After administration of 2000 mg/kg body weight neither deaths nor symptoms occurred. Two days after administration up to the end of the study the animals showed orange discoloured skin. Development of body weight was not impaired, with exception of one female animal which showed a decrease from day 1 to day 6. The animals killed at the end of the observation period showed no macroscopically visible changes.

Acute dermal toxicity testing of Reaktiv-Orange DYPR 1410 in the rat yielded a median lethal dose (LD50) above 2000 mg/kg body weight in both male and female animals. The substance is not classified as acutely harmful by dermal exposure.

Acute toxicity: Inhalation.

Not measured.

 

The test substance has a presumed very low vapour pressure and is a granular or well dedusted product, hence the potential for the generation of inhalable forms is low. In addition, production and use is done in a closed process without isolation of reaction products. The isolated product are dust free granules or well dedusted powder (non-dusty solid) which may be formulated into a liquid preparation of low volatility and the use of this substance will not result in aerosols, particles or droplets of an inhalable size, so exposure to humans via the inhalatory route will be unlikely to occur. Dermal exposure is considered to be the appropriate route of exposure and has been assessed accordingly. No acute inhalation test was performed.

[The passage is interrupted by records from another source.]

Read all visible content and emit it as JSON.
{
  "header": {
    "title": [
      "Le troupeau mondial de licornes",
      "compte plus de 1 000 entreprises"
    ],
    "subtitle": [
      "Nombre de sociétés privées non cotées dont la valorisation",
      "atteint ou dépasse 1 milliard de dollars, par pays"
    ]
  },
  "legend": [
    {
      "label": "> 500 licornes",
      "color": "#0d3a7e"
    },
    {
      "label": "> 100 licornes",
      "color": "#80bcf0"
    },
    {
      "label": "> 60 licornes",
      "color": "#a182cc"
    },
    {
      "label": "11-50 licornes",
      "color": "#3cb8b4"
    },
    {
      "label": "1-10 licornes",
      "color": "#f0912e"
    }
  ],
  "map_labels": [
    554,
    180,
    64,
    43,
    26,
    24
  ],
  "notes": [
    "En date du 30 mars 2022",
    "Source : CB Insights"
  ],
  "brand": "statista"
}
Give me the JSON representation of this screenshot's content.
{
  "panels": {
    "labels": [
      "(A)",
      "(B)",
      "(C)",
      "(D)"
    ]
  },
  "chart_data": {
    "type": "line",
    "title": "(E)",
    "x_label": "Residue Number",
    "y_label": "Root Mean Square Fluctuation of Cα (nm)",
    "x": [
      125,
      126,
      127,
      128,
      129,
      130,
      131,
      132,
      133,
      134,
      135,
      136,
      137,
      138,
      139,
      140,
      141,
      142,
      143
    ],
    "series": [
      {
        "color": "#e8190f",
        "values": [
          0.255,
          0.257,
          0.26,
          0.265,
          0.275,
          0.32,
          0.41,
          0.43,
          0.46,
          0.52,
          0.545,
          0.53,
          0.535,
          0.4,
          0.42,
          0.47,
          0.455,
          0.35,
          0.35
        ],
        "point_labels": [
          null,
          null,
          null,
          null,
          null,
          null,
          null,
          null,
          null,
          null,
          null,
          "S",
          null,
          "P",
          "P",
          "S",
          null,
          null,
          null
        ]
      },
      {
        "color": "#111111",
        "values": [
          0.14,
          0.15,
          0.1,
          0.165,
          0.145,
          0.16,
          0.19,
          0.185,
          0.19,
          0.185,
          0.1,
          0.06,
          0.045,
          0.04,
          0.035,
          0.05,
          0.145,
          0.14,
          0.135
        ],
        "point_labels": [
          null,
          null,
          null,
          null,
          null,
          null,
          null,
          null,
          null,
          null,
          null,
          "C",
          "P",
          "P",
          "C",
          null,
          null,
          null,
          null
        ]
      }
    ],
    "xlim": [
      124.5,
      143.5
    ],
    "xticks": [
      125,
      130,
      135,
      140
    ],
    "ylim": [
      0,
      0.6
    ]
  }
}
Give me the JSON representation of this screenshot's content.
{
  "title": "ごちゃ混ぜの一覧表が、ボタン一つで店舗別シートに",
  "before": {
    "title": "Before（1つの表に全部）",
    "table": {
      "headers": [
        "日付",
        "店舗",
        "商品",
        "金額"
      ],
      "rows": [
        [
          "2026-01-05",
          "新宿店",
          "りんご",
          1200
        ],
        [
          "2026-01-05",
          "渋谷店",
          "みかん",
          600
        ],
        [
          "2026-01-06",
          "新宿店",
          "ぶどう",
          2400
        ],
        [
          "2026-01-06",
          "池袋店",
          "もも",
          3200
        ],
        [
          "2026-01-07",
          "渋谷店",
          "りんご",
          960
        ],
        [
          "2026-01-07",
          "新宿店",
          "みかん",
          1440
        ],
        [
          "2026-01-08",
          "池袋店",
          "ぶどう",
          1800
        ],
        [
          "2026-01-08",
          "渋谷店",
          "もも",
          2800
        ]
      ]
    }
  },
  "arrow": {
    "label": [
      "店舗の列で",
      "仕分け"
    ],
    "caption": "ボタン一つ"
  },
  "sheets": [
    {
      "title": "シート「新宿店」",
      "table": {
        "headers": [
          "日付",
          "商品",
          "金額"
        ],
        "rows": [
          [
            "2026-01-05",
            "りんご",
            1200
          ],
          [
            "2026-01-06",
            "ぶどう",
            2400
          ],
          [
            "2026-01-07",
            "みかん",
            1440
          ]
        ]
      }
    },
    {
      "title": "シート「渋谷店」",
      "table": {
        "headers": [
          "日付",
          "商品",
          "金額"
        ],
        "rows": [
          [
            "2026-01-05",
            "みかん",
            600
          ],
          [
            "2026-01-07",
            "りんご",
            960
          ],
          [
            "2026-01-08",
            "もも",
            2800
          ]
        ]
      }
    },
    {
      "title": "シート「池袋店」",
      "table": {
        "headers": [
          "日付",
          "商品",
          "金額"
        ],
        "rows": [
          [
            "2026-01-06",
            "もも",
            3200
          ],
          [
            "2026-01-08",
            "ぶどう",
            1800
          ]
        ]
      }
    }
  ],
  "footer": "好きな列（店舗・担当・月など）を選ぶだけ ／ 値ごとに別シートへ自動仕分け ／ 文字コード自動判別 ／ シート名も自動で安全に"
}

The following information is taken into account for any hazard / risk assessment:

Oral, inhalation and dermal acute toxicity are all considered.

Value used for CSA:

LD50 (oral): 2000 mg/kg bw

LD50 (dermal): 2000 mg/kg bw

Justification for classification or non-classification

The above studies have all been ranked reliability 1 according to the Klimisch et al system. This ranking was deemed appropriate because the studies were conducted to GLP and in compliance with agreed protocols. Sufficient dose ranges and numbers are detailed; hence it is appropriate for use based on reliability and animal welfare grounds.

The above results triggered no classification under the Dangerous Substance Directive (67/548/EEC) and the CLP Regulation (EC No 1272/2008). No classification for acute effects is therefore required.